To sign up for this social networking site with a fitness twist, you can use your Facebook or Twitter account to sign in or simply set up a new account. Dailymile is simple, free (of course) and can be tailored to share as little or as much information as you choose. For example, I usually just track my mileage and pace, but don't post my running routes on the off chance some creepy stalker might try to locate me. (Not that he could catch up with me if he tried. Yeah, creepy stalker, you're creepy AND slow.)

I've used dailymile over the past several months primarily to track my training in terms of overall weekly mileage, average paces and to figure out how many miles are on my running shoes. But more on that later. For now, here's what you need to know. Sign up. I'm serious. Go right now. I'll wait for you.

2. Okay, so you're back? Great. Next, we need to make sure you don't miss any of the riveting updates and posts that will be pouring forth from this site in the next ten weeks. There are a few ways to do this. You can join this site using the "Run Along, Now" widget to the right.  You can subscribe to the feed in a reader, or you can enter your email in the space to the right to receive updates delivered to your inbox. And if you're an over-achiever, you can do all three. Knock yourself out.

3. If you plan to participate with us in some way, and you have a blog, please leave me a comment below with a link to your blog or website so I can add you to a soon-to-be-created link list. 

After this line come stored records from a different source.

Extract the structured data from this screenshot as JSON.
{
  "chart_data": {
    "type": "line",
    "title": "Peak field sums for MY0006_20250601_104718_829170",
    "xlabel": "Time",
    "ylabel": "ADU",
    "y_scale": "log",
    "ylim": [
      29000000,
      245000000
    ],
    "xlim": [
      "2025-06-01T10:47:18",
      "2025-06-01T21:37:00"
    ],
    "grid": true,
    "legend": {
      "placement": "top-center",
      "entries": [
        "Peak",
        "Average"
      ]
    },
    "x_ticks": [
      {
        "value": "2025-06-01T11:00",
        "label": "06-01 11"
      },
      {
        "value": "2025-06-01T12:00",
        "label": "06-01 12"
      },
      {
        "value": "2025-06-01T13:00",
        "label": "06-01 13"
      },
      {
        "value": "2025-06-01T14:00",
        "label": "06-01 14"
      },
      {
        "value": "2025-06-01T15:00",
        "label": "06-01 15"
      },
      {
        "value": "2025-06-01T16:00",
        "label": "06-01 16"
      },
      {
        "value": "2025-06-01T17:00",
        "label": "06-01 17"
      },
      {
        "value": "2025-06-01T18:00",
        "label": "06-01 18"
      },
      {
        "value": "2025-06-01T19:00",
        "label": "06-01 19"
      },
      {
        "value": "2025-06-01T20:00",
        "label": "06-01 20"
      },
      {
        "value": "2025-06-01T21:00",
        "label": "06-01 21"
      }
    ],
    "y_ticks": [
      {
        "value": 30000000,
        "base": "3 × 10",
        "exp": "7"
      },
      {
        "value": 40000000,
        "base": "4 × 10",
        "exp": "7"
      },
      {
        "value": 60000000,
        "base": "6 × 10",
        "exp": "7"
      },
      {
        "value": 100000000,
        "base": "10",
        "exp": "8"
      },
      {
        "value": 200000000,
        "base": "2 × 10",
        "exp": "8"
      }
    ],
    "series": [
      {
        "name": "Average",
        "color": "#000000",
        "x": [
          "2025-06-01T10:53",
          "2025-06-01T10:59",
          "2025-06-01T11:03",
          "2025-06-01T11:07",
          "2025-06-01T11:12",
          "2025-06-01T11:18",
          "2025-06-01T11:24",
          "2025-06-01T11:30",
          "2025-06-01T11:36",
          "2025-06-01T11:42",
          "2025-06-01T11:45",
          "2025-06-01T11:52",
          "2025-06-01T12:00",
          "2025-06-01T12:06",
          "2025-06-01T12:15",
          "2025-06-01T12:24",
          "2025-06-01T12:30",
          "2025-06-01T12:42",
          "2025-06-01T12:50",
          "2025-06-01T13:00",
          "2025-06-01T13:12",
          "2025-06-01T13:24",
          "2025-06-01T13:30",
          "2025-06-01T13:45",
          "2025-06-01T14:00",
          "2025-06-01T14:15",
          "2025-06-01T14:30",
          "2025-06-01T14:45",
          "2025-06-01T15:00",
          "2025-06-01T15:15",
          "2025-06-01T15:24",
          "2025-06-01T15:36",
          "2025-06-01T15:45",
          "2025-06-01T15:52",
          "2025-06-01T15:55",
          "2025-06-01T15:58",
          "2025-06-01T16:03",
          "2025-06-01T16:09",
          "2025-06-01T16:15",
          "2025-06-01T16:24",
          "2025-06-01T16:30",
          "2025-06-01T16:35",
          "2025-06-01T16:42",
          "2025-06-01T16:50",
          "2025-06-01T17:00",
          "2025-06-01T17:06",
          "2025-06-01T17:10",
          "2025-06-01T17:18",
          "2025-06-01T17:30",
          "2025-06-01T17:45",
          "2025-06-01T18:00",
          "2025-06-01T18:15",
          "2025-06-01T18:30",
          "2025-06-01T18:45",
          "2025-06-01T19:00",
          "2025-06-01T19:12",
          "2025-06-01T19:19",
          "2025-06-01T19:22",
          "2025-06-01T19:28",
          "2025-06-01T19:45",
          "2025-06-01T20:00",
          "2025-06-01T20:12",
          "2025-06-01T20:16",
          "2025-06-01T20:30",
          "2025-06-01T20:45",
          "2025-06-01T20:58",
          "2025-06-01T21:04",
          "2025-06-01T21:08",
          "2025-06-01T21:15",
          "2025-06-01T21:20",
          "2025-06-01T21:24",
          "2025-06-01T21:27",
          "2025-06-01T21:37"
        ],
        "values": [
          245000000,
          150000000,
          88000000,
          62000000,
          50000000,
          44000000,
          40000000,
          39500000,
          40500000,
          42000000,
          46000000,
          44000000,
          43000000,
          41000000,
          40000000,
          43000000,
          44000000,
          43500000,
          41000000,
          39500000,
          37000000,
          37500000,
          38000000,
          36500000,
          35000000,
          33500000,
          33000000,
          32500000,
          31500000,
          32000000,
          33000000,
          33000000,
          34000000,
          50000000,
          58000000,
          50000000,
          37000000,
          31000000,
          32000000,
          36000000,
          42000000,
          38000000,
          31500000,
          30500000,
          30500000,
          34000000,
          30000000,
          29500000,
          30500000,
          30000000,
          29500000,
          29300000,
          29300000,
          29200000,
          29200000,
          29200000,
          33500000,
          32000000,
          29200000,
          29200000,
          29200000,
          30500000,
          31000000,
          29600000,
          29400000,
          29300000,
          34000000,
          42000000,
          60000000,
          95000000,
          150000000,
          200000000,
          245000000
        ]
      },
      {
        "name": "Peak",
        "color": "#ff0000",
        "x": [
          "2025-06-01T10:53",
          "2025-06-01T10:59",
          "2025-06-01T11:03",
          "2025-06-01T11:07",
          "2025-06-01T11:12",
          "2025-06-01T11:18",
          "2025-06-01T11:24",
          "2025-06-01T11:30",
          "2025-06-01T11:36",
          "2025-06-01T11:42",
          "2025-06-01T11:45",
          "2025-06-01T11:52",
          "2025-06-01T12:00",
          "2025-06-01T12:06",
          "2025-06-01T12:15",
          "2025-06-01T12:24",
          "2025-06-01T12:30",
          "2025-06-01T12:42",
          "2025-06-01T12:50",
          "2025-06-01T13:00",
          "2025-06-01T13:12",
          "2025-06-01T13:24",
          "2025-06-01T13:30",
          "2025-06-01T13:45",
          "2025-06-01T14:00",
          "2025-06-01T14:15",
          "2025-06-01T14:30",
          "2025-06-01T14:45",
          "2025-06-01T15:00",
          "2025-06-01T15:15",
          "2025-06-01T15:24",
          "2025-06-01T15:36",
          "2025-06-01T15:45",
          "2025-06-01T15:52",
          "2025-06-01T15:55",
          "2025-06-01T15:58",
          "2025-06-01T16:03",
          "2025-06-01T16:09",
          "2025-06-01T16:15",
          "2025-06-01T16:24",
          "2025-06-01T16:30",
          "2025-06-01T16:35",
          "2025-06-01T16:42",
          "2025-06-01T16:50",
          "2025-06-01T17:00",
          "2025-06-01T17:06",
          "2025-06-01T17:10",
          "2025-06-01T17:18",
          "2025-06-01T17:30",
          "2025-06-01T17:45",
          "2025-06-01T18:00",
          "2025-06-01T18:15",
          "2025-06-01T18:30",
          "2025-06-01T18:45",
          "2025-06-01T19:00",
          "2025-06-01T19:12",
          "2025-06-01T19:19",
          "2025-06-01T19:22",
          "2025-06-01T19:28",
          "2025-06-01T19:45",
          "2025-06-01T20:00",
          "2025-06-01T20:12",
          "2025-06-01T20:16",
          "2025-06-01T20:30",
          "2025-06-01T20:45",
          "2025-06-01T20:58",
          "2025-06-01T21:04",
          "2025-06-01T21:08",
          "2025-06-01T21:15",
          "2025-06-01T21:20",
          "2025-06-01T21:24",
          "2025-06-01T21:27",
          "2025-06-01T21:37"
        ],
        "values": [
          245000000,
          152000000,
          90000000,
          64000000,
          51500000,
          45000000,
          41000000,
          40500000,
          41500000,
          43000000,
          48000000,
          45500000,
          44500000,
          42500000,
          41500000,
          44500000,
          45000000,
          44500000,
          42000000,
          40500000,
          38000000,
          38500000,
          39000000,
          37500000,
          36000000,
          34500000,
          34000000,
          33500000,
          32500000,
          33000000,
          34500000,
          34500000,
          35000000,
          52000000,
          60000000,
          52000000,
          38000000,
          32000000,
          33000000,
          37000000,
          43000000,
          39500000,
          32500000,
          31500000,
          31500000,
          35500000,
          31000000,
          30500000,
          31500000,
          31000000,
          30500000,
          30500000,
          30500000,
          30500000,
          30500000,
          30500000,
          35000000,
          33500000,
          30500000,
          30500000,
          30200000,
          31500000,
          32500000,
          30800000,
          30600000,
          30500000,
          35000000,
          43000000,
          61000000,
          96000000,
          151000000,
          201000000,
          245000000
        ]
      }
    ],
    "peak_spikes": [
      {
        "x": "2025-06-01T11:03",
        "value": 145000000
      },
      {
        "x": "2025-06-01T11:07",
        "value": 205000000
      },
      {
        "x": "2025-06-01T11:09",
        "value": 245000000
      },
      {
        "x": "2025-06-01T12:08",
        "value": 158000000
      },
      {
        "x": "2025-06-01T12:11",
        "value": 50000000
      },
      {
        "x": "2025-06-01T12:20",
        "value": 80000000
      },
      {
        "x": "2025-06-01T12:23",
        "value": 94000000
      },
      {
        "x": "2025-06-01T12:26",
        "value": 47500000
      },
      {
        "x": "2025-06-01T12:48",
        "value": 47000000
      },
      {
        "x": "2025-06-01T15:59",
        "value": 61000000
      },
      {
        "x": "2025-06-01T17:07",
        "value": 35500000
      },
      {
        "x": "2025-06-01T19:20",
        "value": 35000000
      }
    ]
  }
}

4. Find and sign up for a race in your area. Larry and I are signed up to run the USA Rock N Roll Half Marathon in Washington, DC on March 17th,  as are a handful of our friends and family members. Some are traveling from afar, and others may just be walking from their house to the starting line. If you register to run the DC event, please let me know! Email me with your name and  contact info at mylestonesblog at gmail dot com so we can include you in the event-specific activities. (If you're thinking of signing up, the USA Rock n Roll Marathon is running a special of $15 off registration when you use the code RESOLVE. The offer is good until January 5th, 2012.)

5. Some of you (God bless ya) have already asked about how to donate and where to direct potential sponsors for an upcoming race. I'm working on a process for that--hopefully one that will allow us to tally all the donations that have been made through our Run for their Lives efforts. Stay tuned, and I'll be back to you shortly!

It's possible I set a PR for word count and exclamation points. I'm not usually this exclamatory, but this is exciting stuff, folks. Okay then. You have some homework to do. And some miles to run. On your mark, get set, go!